Worship Mythbusters: “worship culture” – A new buzzword full of myths!

Often we hook on to buzzwords in church leadership circles and the newest and latest is creating a “worship culture” which could mean anything, right? What is culture? What is worship? These are hugely broad terms. To provide clarity and sanity for others, and myself here is an attempt at defining what this is code for then to offer some hope as to what it should be.

MYTHS: Creating a worship culture is…

  • Doing the latest music, and looking and sounding like the stage at Catalyst Conference or a Hillsong United stadium event.
  • Having everyone jump up and down and sing louder and sound like the multiple room microphones on a Passion recording.
  • Use of tap delay guitar riffs and so forth…
  • Doing modern worship AND having the older members cheer you on!
  • Having everyone brag about their “God encounter” at your church meetings.

Well, admittedly the above is a bit of hyperbole with the point being that sometimes phrases like “creating a worship culture” are thrown around to charge the worship leader or creative arts leader in the church with overnight rocking the socks off the people with amazing worship—whatever that means.

Somehow, there has to be a reality as to what creating a worship culture might be. Here is a my minor crack at that. A good worship culture…

  • Crafts a biblical and indigenous language about expressing worship: What are “worship” services supposed to do? Answer this and you earn a prize!
  • Models characteristics of a worshiper: It is not just about the production.
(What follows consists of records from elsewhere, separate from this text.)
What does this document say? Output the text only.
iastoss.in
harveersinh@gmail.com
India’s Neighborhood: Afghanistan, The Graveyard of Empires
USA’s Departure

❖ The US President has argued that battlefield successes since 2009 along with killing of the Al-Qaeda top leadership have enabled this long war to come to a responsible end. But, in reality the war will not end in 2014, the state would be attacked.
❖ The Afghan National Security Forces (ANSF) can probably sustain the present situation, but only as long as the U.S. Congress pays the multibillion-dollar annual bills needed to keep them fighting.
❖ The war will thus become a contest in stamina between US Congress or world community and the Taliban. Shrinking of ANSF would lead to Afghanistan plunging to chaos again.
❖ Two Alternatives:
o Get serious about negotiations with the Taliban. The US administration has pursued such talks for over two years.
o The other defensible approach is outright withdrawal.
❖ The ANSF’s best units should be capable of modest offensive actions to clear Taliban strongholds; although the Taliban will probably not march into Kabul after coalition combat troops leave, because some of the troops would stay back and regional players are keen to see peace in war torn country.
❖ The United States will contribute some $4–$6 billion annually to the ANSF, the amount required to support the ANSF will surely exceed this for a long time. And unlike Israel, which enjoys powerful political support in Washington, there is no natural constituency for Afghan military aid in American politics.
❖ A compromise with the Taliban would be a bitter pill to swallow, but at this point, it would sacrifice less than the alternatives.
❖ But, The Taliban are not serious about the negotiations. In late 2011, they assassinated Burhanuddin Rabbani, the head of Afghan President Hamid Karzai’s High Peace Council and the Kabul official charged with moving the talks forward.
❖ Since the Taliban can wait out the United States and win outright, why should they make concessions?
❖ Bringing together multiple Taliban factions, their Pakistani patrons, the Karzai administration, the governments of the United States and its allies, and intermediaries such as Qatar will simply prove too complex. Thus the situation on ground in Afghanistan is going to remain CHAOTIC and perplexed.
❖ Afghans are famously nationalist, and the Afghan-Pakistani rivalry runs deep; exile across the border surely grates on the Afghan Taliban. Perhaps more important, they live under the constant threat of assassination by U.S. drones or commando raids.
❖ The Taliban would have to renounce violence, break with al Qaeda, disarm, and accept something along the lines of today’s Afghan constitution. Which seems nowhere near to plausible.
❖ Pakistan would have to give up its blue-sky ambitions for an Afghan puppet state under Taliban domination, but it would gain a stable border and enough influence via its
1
Its about things that last beyond the weekend.
  • Reaches inter-generationally: Its not about “style of music” its about relationships and intentionality of building bridges.
  • Expresses originality: You can be a cover band or you can use your music, media and other creative elements to tell your unique story.
  • Values worship Monday through Saturday as much as Sunday: This means that a local church should want people to grow every day and worship everyday, not just when the tunes begin.

There are more myths and good points to a worship culture. Can you tell me which ones you like or do not like or offer you own?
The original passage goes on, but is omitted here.